Le procès qui a lieu actuellement, et qui devrait prendre plusieurs jours, est regardé de très près par de nombreuses municipalités dont le mandat est de protéger leurs boisés tout en indemnisant à juste titre leurs propriétaires. « C’est une situation que l’on voit de plus en plus souvent. Les municipalités ont une obligation de protection et nous avons vu, lors des dernières élections municipales, une volonté de la part des nouveaux élus de le faire. Malheureusement, certaines décisions de justice ne vont pas dans le même sens », d’indiquer au journal Me Marc Bishai, avocat du Centre québécois du droit de l’environnement.

En effet, dans une décision rendue en 2022, la Cour suprême du Canada, le plus haut tribunal du pays, a rejeté la demande d’autorisation d’appel de la Ville de Mascouche dans un litige l’opposant à une propriétaire, Ginette Dupras. La Cour a estimé que la Ville, en voulant protéger un boisé, a procédé à une expropriation déguisée en changeant le zonage du boisé de Mme Dupras pour qu’elle ne puisse pas y construire d’habitations. « Cette décision est lourde de conséquences pour la protection des milieux naturels et appelle à une correction rapide du cadre juridique », estime le Centre québécois du droit de l’environnement dans un communiqué-.

Cette décision sera évoquée dans l’affaire du boisé des Hirondelles, mais il y a ici un aspect environnemental supplémentaire avec la présence d’une espèce végétale en péril.

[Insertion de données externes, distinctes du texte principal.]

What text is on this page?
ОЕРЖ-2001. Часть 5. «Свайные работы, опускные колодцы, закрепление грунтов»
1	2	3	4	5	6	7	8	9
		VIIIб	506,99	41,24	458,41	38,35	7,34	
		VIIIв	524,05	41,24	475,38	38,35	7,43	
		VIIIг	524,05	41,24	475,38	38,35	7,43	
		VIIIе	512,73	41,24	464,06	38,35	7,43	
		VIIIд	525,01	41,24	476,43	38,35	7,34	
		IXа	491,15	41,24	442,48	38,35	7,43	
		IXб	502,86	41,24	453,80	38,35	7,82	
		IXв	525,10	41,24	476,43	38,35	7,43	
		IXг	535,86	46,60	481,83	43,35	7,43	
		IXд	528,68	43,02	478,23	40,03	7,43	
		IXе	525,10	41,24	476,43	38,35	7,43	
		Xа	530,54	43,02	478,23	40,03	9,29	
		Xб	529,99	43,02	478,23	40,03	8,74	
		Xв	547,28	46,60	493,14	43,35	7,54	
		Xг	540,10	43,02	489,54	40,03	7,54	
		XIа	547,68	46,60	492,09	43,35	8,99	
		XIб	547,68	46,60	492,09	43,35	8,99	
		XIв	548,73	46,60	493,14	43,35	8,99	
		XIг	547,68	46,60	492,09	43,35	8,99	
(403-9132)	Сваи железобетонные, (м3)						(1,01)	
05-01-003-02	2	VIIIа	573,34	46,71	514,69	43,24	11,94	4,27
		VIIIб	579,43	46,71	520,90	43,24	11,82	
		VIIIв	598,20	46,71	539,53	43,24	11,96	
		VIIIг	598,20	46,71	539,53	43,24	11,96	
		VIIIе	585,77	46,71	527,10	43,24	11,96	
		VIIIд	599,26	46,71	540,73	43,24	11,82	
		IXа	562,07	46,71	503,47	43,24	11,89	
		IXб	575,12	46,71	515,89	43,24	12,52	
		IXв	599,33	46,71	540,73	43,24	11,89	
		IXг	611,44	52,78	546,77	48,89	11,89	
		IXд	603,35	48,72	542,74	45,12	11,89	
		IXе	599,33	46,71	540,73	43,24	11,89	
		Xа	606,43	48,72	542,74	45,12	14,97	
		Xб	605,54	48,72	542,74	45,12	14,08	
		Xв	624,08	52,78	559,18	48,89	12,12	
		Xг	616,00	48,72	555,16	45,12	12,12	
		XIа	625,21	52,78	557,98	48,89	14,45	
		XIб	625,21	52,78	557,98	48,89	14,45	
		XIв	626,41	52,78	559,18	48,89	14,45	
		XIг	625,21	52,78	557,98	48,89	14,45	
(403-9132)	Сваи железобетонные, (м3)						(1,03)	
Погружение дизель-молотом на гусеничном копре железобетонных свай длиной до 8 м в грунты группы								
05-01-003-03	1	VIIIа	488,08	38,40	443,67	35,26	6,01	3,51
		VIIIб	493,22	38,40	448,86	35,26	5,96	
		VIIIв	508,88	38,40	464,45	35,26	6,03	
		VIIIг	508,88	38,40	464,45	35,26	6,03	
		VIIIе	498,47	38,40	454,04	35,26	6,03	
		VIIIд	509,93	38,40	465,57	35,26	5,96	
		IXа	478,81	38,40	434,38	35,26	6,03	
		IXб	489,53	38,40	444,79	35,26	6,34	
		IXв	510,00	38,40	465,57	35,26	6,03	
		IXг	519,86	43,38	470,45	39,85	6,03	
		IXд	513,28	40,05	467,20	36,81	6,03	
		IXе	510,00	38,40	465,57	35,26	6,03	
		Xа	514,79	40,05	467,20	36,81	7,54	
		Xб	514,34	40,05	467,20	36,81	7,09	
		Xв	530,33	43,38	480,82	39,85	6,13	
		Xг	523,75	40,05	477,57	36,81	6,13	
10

» Les boisés situés sur notre territoire sont une richesse collective que nous devons protéger afin de conserver notre environnement, notre qualité de vie, ainsi que le cachet de notre ville. » – Ludovic Grisé Farand

Historique

Depuis les années 2000, le sénateur Paul J. Massicotte souhaite construire des maisons de luxe dans son boisé qui possède des plantes en voie d’extinction. Le ginseng à cinq folioles est protégé au Canada par la Loi sur les espèces en péril (LEP). Il est interdit de posséder, de collectionner, d’acheter, de vendre ou d’échanger un individu – notamment partie d’un individu ou produit qui en provient. Cette loi interdit de nuire aux individus de cette espèce, d’en posséder, d’en faire le commerce et de perturber leur habitat.

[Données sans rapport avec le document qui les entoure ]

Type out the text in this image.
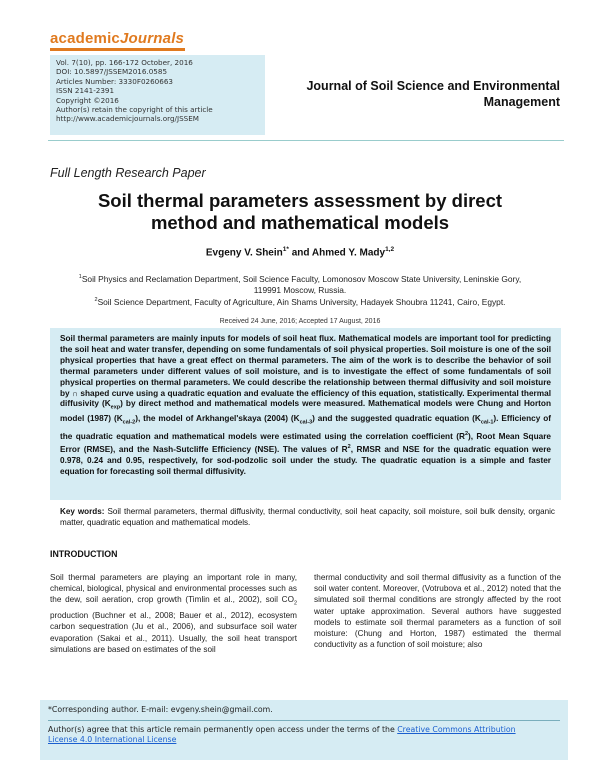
academicJournals
Vol. 7(10), pp. 166-172 October, 2016
DOI: 10.5897/JSSEM2016.0585
Articles Number: 3330F0260663
ISSN 2141-2391
Copyright ©2016
Author(s) retain the copyright of this article
http://www.academicjournals.org/JSSEM
Journal of Soil Science and Environmental
Management
Full Length Research Paper
Soil thermal parameters assessment by direct
method and mathematical models
Evgeny V. Shein$^{1*}$ and Ahmed Y. Mady$^{1,2}$
$^1$Soil Physics and Reclamation Department, Soil Science Faculty, Lomonosov Moscow State University, Leninskie Gory,
119991 Moscow, Russia.
$^2$Soil Science Department, Faculty of Agriculture, Ain Shams University, Hadayek Shoubra 11241, Cairo, Egypt.
Received 24 June, 2016; Accepted 17 August, 2016
Soil thermal parameters are mainly inputs for models of soil heat flux. Mathematical models are important tool for predicting the soil heat and water transfer, depending on some fundamentals of soil physical properties. Soil moisture is one of the soil physical properties that have a great effect on thermal parameters. The aim of the work is to describe the behavior of soil thermal parameters under different values of soil moisture, and is to investigate the effect of some fundamentals of soil physical properties on thermal parameters. We could describe the relationship between thermal diffusivity and soil moisture by ∩ shaped curve using a quadratic equation and evaluate the efficiency of this equation, statistically. Experimental thermal diffusivity $(K_{exp})$ by direct method and mathematical models were measured. Mathematical models were Chung and Horton model (1987) $(K_{cal-2})$, the model of Arkhangel'skaya (2004) $(K_{cal-3})$ and the suggested quadratic equation $(K_{cal-1})$. Efficiency of the quadratic equation and mathematical models were estimated using the correlation coefficient $(R^2)$, Root Mean Square Error (RMSE), and the Nash-Sutcliffe Efficiency (NSE). The values of $R^2$, RMSR and NSE for the quadratic equation were 0.978, 0.24 and 0.95, respectively, for sod-podzolic soil under the study. The quadratic equation is a simple and faster equation for forecasting soil thermal diffusivity.
Key words: Soil thermal parameters, thermal diffusivity, thermal conductivity, soil heat capacity, soil moisture, soil bulk density, organic matter, quadratic equation and mathematical models.
INTRODUCTION
Soil thermal parameters are playing an important role in many, chemical, biological, physical and environmental processes such as the dew, soil aeration, crop growth (Timlin et al., 2002), soil $CO_2$ production (Buchner et al., 2008; Bauer et al., 2012), ecosystem carbon sequestration (Ju et al., 2006), and subsurface soil water evaporation (Sakai et al., 2011). Usually, the soil heat transport simulations are based on estimates of the soil
thermal conductivity and soil thermal diffusivity as a function of the soil water content. Moreover, (Votrubova et al., 2012) noted that the simulated soil thermal conditions are strongly affected by the root water uptake approximation. Several authors have suggested models to estimate soil thermal parameters as a function of soil moisture: (Chung and Horton, 1987) estimated the thermal conductivity as a function of soil moisture; also
*Corresponding author. E-mail: evgeny.shein@gmail.com.
Author(s) agree that this article remain permanently open access under the terms of the Creative Commons Attribution
License 4.0 International License
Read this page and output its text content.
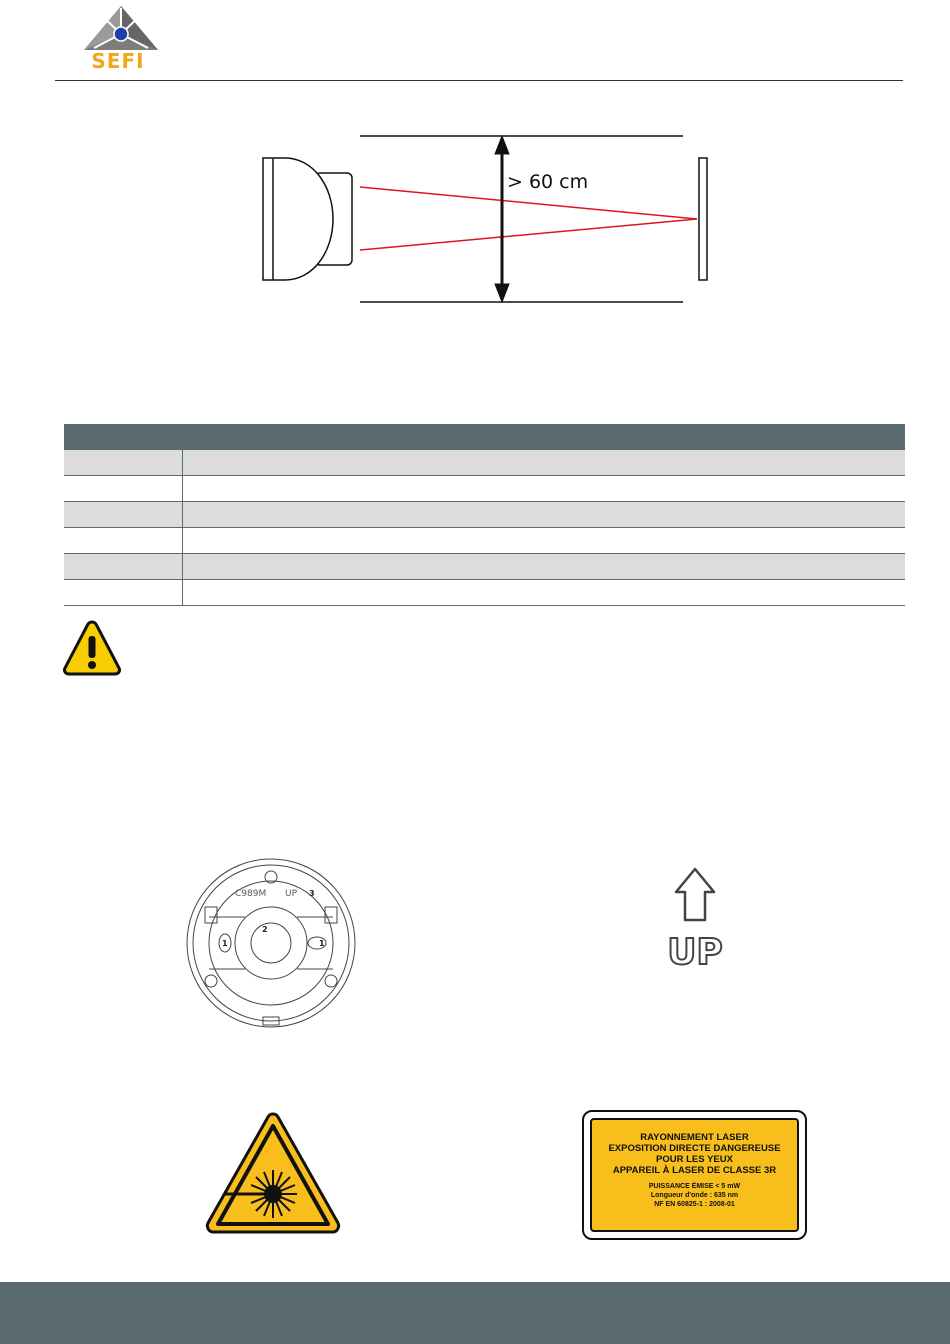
SEFI
> 60 cm

C989M UP 3
2
1	1	UP
RAYONNEMENT LASER
EXPOSITION DIRECTE DANGEREUSE
POUR LES YEUX
APPAREIL À LASER DE CLASSE 3R
PUISSANCE ÉMISE < 5 mW
Longueur d'onde : 635 nm
NF EN 60825-1 : 2008-01
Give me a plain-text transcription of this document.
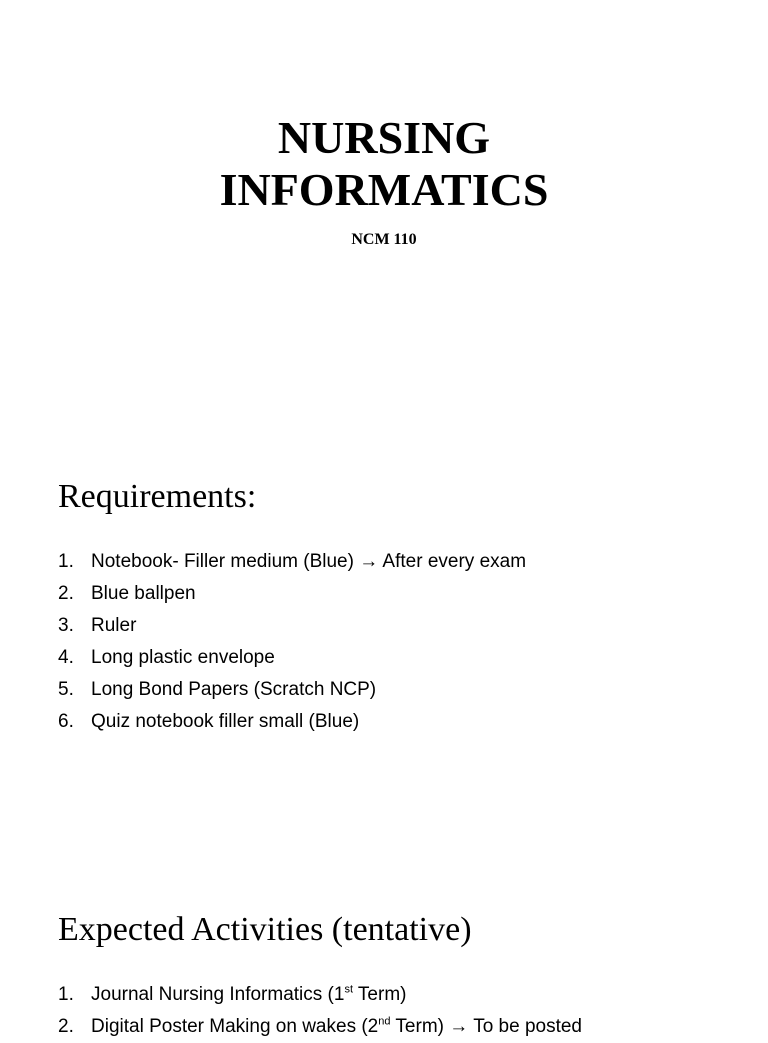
NURSING
INFORMATICS
NCM 110
Requirements:
1. Notebook- Filler medium (Blue) → After every exam
2. Blue ballpen
3. Ruler
4. Long plastic envelope
5. Long Bond Papers (Scratch NCP)
6. Quiz notebook filler small (Blue)
Expected Activities (tentative)
1. Journal Nursing Informatics (1st Term)
2. Digital Poster Making on wakes (2nd Term) → To be posted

Une première administration municipale avait autorisé le projet du promoteur, mais en 2013, une nouvelle administration a fait de la protection du boisé un cheval de bataille. Pour protéger l’endroit, la Ville a voté un règlement interdisant la coupe d’arbres dans les boisés de son territoire. D’autre part, le ministère de l’Environnement n’a jamais autorisé le projet de Sommet Prestige.

La Ville a tenté de s’entendre financièrement avec le promoteur afin d’éviter une procédure judiciaire longue et coûteuse. Sommet Prestige a décliné toutes les offres. « Les discussions entre les deux parties ayant achoppé, le processus judiciaire suivra son cours », indique la Ville sur son site.

» Les boisés situés sur notre territoire sont une richesse collective que nous devons protéger afin de conserver notre environnement, notre qualité de vie, ainsi que le cachet de notre ville « , a déclaré M. Ludovic Grisé-Farand, maire de Saint-Bruno. 

Rappelons que le boisé des Hirondelles, tout comme les boisés Sabourin et des Tilleuls, sont identifiés au Plan d’urbanisme comme des écosystèmes d’intérêt faisant partie d’un ensemble boisé structurant. La Ville est d’ailleurs en finalisation du processus d’acquisition pour protéger le boisé Sabourin.

Le Plan de conservation des milieux humides et autres milieux naturels identifie le boisé des Hirondelles comme zone tampon d’un milieu humide dont la valeur écologique est qualifiée d’élevée. On y trouve en effet l’extrémité de la tourbière des Atocas, classée zone de préservation extrême dans le parc national du Mont-Saint-Bruno. La protection de ce boisé participe au maintien de la biodiversité de l’écosystème du parc national et consolide le corridor forestier du mont Saint-Bruno tout en protégeant les biens et services écologiques rendus par ces milieux.